[overzicht] [activiteiten] [ongeplande activiteiten] [besluiten] [commissies] [geschenken] [kamerleden] [kamerstukdossiers] [open vragen]
[toezeggingen] [stemmingen] [verslagen] [🔍 uitgebreid zoeken] [wat is dit?]

Best practices die verspilling van geneesmiddelen voorkomen

Geneesmiddelenbeleid

Brief regering

Nummer: 2020D39492, datum: 2020-10-08, bijgewerkt: 2024-02-19 10:56, versie: 3

Directe link naar document (.pdf), link naar pagina op de Tweede Kamer site, officiële HTML versie (kst-29477-663).

Gerelateerde personen:

Onderdeel van kamerstukdossier 29477 -663 Geneesmiddelenbeleid.

Onderdeel van zaak 2020Z18273:

Onderdeel van activiteiten:

Preview document (🔗 origineel)


Tweede Kamer der Staten-Generaal 2
Vergaderjaar 2020-2021

29 477 Geneesmiddelenbeleid

33 654 Kostenbeheersing in de zorg

Nr. 663 BRIEF VAN DE MINISTER VOOR MEDISCHE ZORG

Aan de Voorzitter van de Tweede Kamer der Staten-Generaal

Den Haag, 8 oktober 2020

Zoals toegezegd in het Algemeen Overleg Geneesmiddelen op 6 november 2019 bericht ik u over de best practices ter voorkoming van verspilling van geneesmiddelen1.

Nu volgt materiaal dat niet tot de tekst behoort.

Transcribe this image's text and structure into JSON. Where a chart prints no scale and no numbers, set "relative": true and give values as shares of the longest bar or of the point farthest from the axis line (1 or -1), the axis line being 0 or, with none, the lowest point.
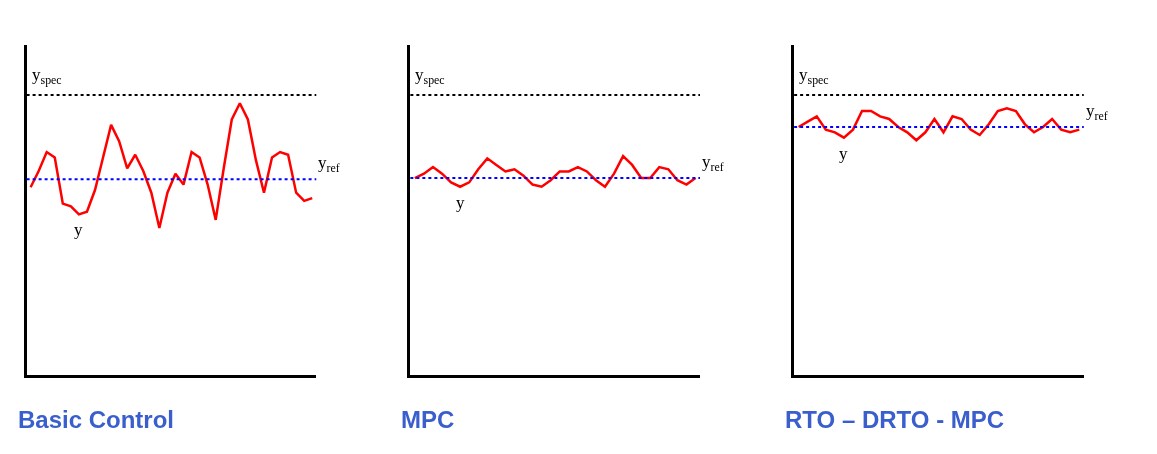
{
  "chart_data": [
    {
      "type": "line",
      "title": "Basic Control",
      "relative": true,
      "categories": [
        null,
        null,
        null,
        null,
        null,
        null,
        null,
        null,
        null,
        null,
        null,
        null,
        null,
        null,
        null,
        null,
        null,
        null,
        null,
        null,
        null,
        null,
        null,
        null,
        null,
        null,
        null,
        null,
        null,
        null,
        null,
        null,
        null,
        null,
        null,
        null
      ],
      "series": [
        {
          "color": "#ff0000",
          "values": [
            0.69,
            0.75,
            0.82,
            0.8,
            0.63,
            0.62,
            0.59,
            0.6,
            0.68,
            0.8,
            0.92,
            0.86,
            0.76,
            0.81,
            0.75,
            0.67,
            0.54,
            0.67,
            0.74,
            0.7,
            0.82,
            0.8,
            0.7,
            0.57,
            0.76,
            0.94,
            1.0,
            0.94,
            0.79,
            0.67,
            0.8,
            0.82,
            0.81,
            0.67,
            0.64,
            0.65
          ]
        }
      ],
      "ref_lines": [
        {
          "axis": "y",
          "value": 1.03,
          "label": "y$_{spec}$",
          "color": "#000000",
          "line_style": "dotted"
        },
        {
          "axis": "y",
          "value": 0.72,
          "label": "y$_{ref}$",
          "color": "#0000ff",
          "line_style": "dotted"
        }
      ],
      "annotations": [
        "y"
      ],
      "marker": "none",
      "line_style": "solid"
    },
    {
      "type": "line",
      "title": "MPC",
      "relative": true,
      "categories": [
        null,
        null,
        null,
        null,
        null,
        null,
        null,
        null,
        null,
        null,
        null,
        null,
        null,
        null,
        null,
        null,
        null,
        null,
        null,
        null,
        null,
        null,
        null,
        null,
        null,
        null,
        null,
        null,
        null,
        null,
        null,
        null
      ],
      "series": [
        {
          "color": "#ff0000",
          "values": [
            0.9,
            0.92,
            0.95,
            0.92,
            0.88,
            0.86,
            0.88,
            0.94,
            0.99,
            0.96,
            0.93,
            0.94,
            0.91,
            0.87,
            0.86,
            0.89,
            0.93,
            0.93,
            0.95,
            0.93,
            0.89,
            0.86,
            0.92,
            1.0,
            0.96,
            0.9,
            0.9,
            0.95,
            0.94,
            0.89,
            0.87,
            0.9
          ]
        }
      ],
      "ref_lines": [
        {
          "axis": "y",
          "value": 1.28,
          "label": "y$_{spec}$",
          "color": "#000000",
          "line_style": "dotted"
        },
        {
          "axis": "y",
          "value": 0.9,
          "label": "y$_{ref}$",
          "color": "#0000ff",
          "line_style": "dotted"
        }
      ],
      "annotations": [
        "y"
      ],
      "marker": "none",
      "line_style": "solid"
    },
    {
      "type": "line",
      "title": "RTO – DRTO - MPC",
      "relative": true,
      "categories": [
        null,
        null,
        null,
        null,
        null,
        null,
        null,
        null,
        null,
        null,
        null,
        null,
        null,
        null,
        null,
        null,
        null,
        null,
        null,
        null,
        null,
        null,
        null,
        null,
        null,
        null,
        null,
        null,
        null,
        null,
        null,
        null
      ],
      "series": [
        {
          "color": "#ff0000",
          "values": [
            0.93,
            0.95,
            0.97,
            0.92,
            0.91,
            0.89,
            0.92,
            0.99,
            0.99,
            0.97,
            0.96,
            0.93,
            0.91,
            0.88,
            0.91,
            0.96,
            0.91,
            0.97,
            0.96,
            0.92,
            0.9,
            0.94,
            0.99,
            1.0,
            0.99,
            0.94,
            0.91,
            0.93,
            0.96,
            0.92,
            0.91,
            0.92
          ]
        }
      ],
      "ref_lines": [
        {
          "axis": "y",
          "value": 1.05,
          "label": "y$_{spec}$",
          "color": "#000000",
          "line_style": "dotted"
        },
        {
          "axis": "y",
          "value": 0.93,
          "label": "y$_{ref}$",
          "color": "#0000ff",
          "line_style": "dotted"
        }
      ],
      "annotations": [
        "y"
      ],
      "marker": "none",
      "line_style": "solid"
    }
  ]
}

In de brieven van 29 november 2016, 3 april 2018 en 5 juli 2019 heeft mijn ambtsvoorganger u reeds uitvoerig geïnformeerd over het Programma Verspilling in de zorg2. Dit meerjarige programma is opgezet om goede initiatieven die verspilling, onder meer van geneesmiddelen, helpen voorkomen een impuls te geven zodat partijen hiermee aan de slag kunnen. Bij de afronding van dit Programma was er voor de geneesmiddelen een aantal veelbelovende initiatieven. De implementatie van deze initiatieven wordt opgepakt in de praktijk om ze langdurig en toekomstbestendig te maken. Het zijn immers de zorgprofessionals op de werkvloer die daadwerkelijk het verschil kunnen maken in het tegengaan van verspilling, passend in hun dagelijkse werkzaamheden.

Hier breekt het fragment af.